A Theoretical Investigation on CO Oxidation by Single-Atom Catalysts M₁/γ-Al₂O₃ (M=Pd, Fe, Co, and Ni)

Single-atom catalysts have attracted much interest recently because of their excellent stability, high catalytic activity, and remarkable atom efficiency. Inspired by the recent experimental discovery of a highly efficient single-atom catalyst Pd₁/γ-Al₂O₃, we conducted a comprehensive DFT study on geometries, stabilities and CO oxidation catalytic activities of M₁/γ-Al₂O₃ (M=Pd, Fe, Co, and Ni) by using slab-model. One of the most important results here is that Ni₁/Al₂O₃ catalyst exhibits higher activity in CO oxidation than Pd₁/Al₂O₃. The CO oxidation occurs through the Mars van Krevelen mechanism, the rate-determining step of which is the generation of CO₂ from CO through abstraction of surface oxygen.
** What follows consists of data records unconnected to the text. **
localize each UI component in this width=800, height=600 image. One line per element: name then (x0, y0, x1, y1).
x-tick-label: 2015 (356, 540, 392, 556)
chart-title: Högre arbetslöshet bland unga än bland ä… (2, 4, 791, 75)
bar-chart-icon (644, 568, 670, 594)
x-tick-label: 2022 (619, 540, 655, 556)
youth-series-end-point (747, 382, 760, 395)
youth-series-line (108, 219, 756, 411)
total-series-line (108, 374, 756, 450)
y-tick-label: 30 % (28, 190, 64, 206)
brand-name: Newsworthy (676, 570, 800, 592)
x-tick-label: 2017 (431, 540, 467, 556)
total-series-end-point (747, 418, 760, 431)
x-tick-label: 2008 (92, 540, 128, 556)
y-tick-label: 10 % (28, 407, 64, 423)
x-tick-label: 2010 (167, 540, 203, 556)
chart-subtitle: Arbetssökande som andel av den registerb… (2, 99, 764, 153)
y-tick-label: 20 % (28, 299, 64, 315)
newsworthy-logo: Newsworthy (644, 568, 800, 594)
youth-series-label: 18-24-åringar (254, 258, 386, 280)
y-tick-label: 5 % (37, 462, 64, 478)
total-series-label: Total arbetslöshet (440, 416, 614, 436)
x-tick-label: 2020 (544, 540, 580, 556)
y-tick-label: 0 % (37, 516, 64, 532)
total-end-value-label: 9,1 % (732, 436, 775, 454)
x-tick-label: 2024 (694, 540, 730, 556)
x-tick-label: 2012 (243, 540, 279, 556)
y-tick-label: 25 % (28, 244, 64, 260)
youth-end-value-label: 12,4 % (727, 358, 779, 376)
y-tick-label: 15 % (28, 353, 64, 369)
The projected density of states (PDOS) of 2p orbitals of the surface O, the structure of CO-adsorbed surface, charge polarization of CO and charge transfer from CO to surface are important factors for these catalysts. Although the binding energies of Fe and Co with Al₂O₃ are very large, those of Pd and Ni are small, indicating that the neighboring O atom is not strongly bound to Pd and Ni, which leads to an enhancement of the reactivity of the O atom toward CO. The metal oxidation state is suggested to be one of the crucial factors for the observed catalytic activity.